Yanagisawa also noted that, while support groups are common all over the world — including in Japan — the international element of the 3/11-9/11 exchanges appears to have added benefits. He says that despite the vast media coverage disasters initially receive, the general public’s interest inevitably wanes as time goes on. This leaves many survivors feeling that people have forgotten. “But having a really international outreach signifies that someone they never imagined still knows what’s happening and cares about them,” he said. “So I think it’s even more dramatic when someone from the other side of the Earth comes with open arms and wants to be like a family and stay connected.”
Another finding from the survey suggested that these exchanges can have “a ripple effect” in the communities they reach.
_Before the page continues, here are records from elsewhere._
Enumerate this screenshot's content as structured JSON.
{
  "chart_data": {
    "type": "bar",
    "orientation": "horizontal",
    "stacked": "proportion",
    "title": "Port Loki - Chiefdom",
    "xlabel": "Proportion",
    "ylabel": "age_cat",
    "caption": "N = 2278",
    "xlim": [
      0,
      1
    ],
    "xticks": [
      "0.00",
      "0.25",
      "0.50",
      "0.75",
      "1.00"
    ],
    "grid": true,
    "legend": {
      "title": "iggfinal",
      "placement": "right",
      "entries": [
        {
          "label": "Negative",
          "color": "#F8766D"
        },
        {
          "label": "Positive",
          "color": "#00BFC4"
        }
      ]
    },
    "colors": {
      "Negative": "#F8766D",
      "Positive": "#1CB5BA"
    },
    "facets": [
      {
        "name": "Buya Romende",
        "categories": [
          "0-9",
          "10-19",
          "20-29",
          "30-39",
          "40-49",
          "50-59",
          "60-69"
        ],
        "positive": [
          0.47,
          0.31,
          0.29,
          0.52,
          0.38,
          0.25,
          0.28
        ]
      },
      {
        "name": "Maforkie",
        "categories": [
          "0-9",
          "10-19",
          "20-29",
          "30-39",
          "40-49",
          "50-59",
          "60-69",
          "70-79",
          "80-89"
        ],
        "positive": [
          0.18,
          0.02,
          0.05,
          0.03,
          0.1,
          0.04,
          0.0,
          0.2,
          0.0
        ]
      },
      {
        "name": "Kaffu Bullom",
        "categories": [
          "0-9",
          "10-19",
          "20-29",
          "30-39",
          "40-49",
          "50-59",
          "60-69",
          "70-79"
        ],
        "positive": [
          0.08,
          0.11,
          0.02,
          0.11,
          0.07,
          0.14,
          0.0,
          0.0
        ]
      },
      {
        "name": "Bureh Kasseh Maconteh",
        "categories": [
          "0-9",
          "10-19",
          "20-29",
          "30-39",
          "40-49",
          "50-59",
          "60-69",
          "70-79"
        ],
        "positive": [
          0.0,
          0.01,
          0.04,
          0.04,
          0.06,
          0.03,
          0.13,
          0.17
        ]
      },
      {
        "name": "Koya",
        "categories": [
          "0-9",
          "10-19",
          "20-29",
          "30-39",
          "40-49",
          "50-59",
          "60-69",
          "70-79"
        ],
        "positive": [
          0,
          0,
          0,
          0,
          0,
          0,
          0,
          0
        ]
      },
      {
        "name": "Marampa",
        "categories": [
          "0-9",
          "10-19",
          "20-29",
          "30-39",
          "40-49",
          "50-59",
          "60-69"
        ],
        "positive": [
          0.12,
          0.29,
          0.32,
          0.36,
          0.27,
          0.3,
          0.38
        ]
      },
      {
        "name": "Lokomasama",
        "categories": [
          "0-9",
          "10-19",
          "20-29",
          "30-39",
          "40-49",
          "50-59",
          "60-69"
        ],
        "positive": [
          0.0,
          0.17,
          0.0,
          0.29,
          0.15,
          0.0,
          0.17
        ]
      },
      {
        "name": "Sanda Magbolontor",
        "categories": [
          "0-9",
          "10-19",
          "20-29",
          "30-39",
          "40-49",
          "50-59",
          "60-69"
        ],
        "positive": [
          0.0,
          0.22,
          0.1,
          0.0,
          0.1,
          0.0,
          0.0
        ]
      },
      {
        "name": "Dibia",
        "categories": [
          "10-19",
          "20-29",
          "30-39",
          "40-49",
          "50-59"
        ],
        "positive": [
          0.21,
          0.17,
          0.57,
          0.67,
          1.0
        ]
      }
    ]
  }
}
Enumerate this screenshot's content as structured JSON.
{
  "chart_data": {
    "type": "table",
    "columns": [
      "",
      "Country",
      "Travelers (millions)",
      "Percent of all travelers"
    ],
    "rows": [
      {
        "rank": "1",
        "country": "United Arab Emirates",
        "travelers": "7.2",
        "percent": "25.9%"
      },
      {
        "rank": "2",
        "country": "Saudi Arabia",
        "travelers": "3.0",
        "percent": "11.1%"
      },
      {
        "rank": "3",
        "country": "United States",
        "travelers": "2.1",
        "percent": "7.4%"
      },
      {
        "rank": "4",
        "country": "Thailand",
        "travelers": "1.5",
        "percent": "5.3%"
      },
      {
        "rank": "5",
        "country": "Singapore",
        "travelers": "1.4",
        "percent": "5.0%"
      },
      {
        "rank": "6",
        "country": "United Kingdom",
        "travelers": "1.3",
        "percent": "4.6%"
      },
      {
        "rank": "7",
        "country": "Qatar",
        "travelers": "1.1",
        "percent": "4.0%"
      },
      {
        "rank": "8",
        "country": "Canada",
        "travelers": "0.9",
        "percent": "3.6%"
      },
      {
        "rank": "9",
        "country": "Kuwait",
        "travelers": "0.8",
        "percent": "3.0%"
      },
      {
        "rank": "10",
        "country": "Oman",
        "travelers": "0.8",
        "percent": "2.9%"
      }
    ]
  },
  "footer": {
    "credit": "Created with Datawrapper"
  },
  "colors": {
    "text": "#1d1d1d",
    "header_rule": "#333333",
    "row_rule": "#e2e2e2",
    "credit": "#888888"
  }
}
One respondent emphasized the Japanese concept of otagaisama (lending a helping hand), and said that after being “deeply touched” by the 9/11 docents' efforts, he wanted to support shelters that still house victims. According to the report, “several expressed interest in incorporating what they had learned about disaster psychiatry into their vocational work as public speakers, firefighters, and radio show hosts.”
The exchanges have also left lessons that could potentially be applied to future tragedies. The authors of the study concluded that such programs represent “untapped potential” in the form of peer support in sustained disaster response. “We traditionally think of disaster relief as involving the deployment of supplies and professionals into disaster-affected communities,” the study said. “But, we propose that such a view overlooks as inexpensive and natural of a resource for recovery that exists — the human reflex to comfort and to gather in the face of adversity.”
Ann Van Hine recalled that on her second trip to Japan in 2014, she noticed that the looks of being on “autopilot” had begun to dissipate among many of the Japanese survivors she’d met on her previous visit. “There were more smiles — they'd sort of established their new normal,” she said. “That’s what my daughters and I started calling it a couple years after September 11. It will never be normal again, but there's a new normal, and that's what I felt they were doing in Japan — they were working on their new normal.”